Approaching the Galapagos Islands

Bamboozle
Jamie and Lucy Telfer
Tue 11 Apr 2006 19:20
It is midday on Tuesday 11th April and we are now 160 miles NE of Isla San Cristobal, the eastern most island of the group and our intended landfall.We have had a great sail over the last few days although we have been hard on the wind (at least we have got some!) for the last 60 hours trying to get far enough south. At last this morning the wind has backed into the SE and we are finally pointing at where we want to go. We are hoping to make it in by sundown tomorrow but it is touch and go whether we will get there in daylight and if not it means an extra night waiting for the dawn so we can see our way in.  Even in these days of GPS arriving somewhere new like this is better when you can see. The GPS is generally pretty accurate but you also have to hope that the man who made the map (often at least a hundred years ago and using a sextant) was having a good day when he put that particular island or rock on the chart.
 
On Sunday afternoon we had an aerial visit from the US coastguard.  Apparently they have planes patrolling the waters off the Columbian coast so they must have stumbled on us and come down for a look. They circled a us few times at very low level and then flew off to the south, an unexpected encounter 320 miles from land!

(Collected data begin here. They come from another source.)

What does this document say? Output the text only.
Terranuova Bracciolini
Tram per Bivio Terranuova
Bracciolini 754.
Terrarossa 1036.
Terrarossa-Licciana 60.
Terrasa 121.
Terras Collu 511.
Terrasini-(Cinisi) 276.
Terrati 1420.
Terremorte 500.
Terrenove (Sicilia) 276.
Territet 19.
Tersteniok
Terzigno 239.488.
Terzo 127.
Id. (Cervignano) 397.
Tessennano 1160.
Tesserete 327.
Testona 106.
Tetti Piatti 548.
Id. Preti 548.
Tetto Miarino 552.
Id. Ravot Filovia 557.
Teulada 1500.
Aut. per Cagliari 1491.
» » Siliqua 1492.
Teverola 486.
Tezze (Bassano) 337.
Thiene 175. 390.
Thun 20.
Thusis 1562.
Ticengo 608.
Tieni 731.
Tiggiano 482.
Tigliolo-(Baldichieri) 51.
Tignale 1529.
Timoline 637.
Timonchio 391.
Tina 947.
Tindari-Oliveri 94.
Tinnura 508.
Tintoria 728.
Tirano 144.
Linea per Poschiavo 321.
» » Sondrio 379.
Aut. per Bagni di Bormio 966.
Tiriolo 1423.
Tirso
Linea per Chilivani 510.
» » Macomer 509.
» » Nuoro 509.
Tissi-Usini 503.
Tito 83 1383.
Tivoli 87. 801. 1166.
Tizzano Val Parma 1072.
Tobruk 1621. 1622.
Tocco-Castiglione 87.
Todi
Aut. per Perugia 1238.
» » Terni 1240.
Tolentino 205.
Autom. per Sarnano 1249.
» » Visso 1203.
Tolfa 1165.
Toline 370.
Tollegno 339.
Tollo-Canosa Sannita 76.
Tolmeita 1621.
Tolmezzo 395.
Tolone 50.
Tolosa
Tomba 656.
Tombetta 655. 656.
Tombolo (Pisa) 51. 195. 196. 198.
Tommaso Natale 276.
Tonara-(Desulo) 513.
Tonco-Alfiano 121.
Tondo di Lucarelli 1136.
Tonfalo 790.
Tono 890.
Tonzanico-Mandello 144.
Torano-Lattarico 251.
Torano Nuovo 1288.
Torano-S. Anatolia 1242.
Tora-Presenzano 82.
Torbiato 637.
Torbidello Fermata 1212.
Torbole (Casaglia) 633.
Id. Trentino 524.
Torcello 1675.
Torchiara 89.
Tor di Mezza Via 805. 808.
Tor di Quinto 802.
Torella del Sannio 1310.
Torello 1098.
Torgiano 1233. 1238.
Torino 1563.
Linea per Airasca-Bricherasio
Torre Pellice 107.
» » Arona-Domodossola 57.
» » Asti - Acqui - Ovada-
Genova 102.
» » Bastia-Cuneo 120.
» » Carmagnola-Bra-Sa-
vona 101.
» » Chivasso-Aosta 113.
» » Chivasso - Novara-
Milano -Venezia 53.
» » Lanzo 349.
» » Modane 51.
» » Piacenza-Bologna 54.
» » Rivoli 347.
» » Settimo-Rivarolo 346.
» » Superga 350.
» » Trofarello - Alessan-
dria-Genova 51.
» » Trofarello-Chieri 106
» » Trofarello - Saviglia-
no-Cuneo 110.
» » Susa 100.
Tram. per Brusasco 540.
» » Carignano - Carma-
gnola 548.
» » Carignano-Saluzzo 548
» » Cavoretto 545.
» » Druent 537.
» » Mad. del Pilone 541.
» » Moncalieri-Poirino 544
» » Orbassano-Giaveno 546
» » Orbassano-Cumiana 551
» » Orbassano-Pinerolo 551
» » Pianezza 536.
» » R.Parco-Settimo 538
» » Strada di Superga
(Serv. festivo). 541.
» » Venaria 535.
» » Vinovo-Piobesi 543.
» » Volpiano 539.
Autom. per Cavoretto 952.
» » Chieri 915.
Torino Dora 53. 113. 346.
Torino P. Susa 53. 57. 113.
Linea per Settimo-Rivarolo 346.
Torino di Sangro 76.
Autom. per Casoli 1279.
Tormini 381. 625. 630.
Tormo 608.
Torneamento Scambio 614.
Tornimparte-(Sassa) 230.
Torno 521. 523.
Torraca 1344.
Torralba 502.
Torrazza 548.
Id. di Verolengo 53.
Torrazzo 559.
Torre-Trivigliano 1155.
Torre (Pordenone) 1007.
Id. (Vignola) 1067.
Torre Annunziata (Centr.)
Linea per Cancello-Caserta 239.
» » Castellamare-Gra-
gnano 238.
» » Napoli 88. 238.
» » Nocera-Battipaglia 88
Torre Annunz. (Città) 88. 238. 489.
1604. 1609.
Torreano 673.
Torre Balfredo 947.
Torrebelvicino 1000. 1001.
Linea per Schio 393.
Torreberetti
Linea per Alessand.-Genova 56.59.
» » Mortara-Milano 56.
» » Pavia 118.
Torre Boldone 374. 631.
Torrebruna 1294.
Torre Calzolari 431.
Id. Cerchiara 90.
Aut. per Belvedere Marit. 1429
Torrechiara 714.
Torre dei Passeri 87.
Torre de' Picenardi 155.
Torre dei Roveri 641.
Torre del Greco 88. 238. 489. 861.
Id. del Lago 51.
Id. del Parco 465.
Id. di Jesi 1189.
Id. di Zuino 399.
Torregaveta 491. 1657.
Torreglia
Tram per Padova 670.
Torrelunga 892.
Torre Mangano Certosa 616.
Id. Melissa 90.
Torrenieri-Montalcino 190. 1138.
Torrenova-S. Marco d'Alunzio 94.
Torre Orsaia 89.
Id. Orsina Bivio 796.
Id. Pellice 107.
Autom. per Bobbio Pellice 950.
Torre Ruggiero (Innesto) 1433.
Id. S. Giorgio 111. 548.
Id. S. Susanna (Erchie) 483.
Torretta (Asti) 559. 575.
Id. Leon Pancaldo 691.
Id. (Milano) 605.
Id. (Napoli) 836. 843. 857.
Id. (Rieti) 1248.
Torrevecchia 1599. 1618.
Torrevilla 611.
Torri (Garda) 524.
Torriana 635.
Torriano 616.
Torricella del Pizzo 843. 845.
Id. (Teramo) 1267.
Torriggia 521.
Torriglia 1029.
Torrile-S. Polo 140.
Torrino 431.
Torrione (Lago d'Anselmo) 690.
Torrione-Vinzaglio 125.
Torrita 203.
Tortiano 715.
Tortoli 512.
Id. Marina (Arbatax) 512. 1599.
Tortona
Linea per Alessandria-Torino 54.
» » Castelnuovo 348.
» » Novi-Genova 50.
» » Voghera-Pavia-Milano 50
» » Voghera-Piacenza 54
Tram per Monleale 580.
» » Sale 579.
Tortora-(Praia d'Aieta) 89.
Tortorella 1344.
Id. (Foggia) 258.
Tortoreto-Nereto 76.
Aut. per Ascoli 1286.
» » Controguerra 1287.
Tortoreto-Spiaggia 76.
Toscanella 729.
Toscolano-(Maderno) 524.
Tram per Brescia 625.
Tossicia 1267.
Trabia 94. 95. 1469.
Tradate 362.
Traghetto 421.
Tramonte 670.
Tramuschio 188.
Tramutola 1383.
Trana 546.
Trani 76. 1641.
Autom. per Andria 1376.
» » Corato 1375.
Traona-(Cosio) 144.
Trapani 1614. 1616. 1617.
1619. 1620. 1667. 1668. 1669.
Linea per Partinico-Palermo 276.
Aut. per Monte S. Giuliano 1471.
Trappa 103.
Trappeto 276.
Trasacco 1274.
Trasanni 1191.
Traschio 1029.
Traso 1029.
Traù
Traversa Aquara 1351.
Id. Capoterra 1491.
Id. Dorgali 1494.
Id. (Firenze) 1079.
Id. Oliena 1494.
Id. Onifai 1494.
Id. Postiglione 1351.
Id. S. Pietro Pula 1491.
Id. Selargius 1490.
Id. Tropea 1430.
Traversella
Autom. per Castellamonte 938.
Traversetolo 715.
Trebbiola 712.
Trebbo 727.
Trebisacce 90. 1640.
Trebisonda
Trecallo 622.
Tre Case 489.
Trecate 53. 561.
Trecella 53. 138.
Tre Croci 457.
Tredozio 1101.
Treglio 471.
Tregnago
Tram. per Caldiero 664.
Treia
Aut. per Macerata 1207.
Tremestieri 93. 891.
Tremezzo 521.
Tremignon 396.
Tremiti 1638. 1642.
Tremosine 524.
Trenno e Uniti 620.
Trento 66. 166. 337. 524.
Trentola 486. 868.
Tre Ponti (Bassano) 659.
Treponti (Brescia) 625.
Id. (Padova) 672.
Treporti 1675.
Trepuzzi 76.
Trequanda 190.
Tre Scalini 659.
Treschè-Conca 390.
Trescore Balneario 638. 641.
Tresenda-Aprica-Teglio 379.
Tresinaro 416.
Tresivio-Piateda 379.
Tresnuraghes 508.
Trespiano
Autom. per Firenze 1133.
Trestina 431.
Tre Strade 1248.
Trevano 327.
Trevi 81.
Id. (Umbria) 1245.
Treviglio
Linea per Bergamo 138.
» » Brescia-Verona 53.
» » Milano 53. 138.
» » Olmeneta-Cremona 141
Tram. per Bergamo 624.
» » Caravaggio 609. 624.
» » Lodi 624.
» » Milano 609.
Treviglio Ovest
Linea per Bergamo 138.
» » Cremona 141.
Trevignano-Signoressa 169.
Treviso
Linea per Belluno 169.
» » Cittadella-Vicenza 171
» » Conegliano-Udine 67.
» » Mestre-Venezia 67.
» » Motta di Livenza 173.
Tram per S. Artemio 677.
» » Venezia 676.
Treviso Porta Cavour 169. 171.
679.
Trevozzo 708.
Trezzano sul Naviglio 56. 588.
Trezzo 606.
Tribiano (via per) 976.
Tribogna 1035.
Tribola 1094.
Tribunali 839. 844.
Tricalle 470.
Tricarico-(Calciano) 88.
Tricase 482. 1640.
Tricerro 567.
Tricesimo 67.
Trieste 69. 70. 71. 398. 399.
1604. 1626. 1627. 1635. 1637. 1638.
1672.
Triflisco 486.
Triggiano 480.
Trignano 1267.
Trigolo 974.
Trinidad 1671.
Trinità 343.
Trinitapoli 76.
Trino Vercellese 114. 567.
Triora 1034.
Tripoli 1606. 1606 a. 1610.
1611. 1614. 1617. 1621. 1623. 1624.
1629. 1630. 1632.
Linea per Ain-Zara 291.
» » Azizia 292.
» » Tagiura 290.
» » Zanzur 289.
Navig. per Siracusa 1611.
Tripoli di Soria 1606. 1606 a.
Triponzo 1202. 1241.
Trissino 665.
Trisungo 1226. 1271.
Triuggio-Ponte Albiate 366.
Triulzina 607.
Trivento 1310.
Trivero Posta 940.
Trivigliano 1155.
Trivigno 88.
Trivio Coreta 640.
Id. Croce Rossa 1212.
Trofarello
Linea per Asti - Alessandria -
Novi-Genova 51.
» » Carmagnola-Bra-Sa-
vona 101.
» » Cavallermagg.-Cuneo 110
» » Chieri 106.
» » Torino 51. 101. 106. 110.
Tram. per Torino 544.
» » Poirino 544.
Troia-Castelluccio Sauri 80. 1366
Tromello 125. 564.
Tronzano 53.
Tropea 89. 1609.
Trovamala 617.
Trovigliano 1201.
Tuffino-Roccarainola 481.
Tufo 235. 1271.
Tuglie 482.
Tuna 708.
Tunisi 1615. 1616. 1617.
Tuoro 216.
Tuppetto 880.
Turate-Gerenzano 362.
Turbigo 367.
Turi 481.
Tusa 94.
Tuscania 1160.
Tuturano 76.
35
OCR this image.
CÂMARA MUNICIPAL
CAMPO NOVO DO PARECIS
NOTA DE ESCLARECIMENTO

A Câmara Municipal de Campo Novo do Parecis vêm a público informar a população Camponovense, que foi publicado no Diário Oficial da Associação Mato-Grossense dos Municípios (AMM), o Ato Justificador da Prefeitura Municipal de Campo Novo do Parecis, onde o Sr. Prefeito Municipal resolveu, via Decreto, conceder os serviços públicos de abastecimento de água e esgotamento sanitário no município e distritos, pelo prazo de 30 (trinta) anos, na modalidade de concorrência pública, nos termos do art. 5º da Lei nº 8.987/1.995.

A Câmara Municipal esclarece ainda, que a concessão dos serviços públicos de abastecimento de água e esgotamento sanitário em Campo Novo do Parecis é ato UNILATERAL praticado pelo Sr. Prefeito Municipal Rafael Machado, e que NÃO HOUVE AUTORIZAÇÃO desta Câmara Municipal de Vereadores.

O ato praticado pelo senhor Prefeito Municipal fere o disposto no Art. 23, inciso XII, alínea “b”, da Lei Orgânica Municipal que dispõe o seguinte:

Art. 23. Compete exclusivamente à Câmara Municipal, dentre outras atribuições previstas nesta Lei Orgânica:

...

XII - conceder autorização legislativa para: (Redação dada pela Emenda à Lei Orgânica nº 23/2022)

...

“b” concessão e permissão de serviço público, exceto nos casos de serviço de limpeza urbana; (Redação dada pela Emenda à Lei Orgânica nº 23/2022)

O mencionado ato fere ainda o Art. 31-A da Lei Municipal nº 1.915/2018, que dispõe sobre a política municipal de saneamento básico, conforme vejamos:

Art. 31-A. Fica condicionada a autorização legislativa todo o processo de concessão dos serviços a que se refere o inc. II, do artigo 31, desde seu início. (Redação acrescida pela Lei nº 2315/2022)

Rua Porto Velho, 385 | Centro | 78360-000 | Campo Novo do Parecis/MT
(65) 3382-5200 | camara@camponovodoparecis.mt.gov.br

I tried to speak to them on the VHF but they did not seem to want to chat.
 
This 24 hours should contain two little milestones for us. Firstly this morning as we changed watches at 0430 we completed our first 10,000 miles on Savoir Vivre and secondly sometime tonight we should cross the equator again back into the southern hemisphere. Lucy is not at all convinced we are anywhere near the equator as the nights are getting colder and colder  (due to the cold water coming up the coast of South America) and I found her this morning wearing a woolly hat. When she sees the penguins in Galapagos she is really going to wonder whether the navigator has any idea where we are!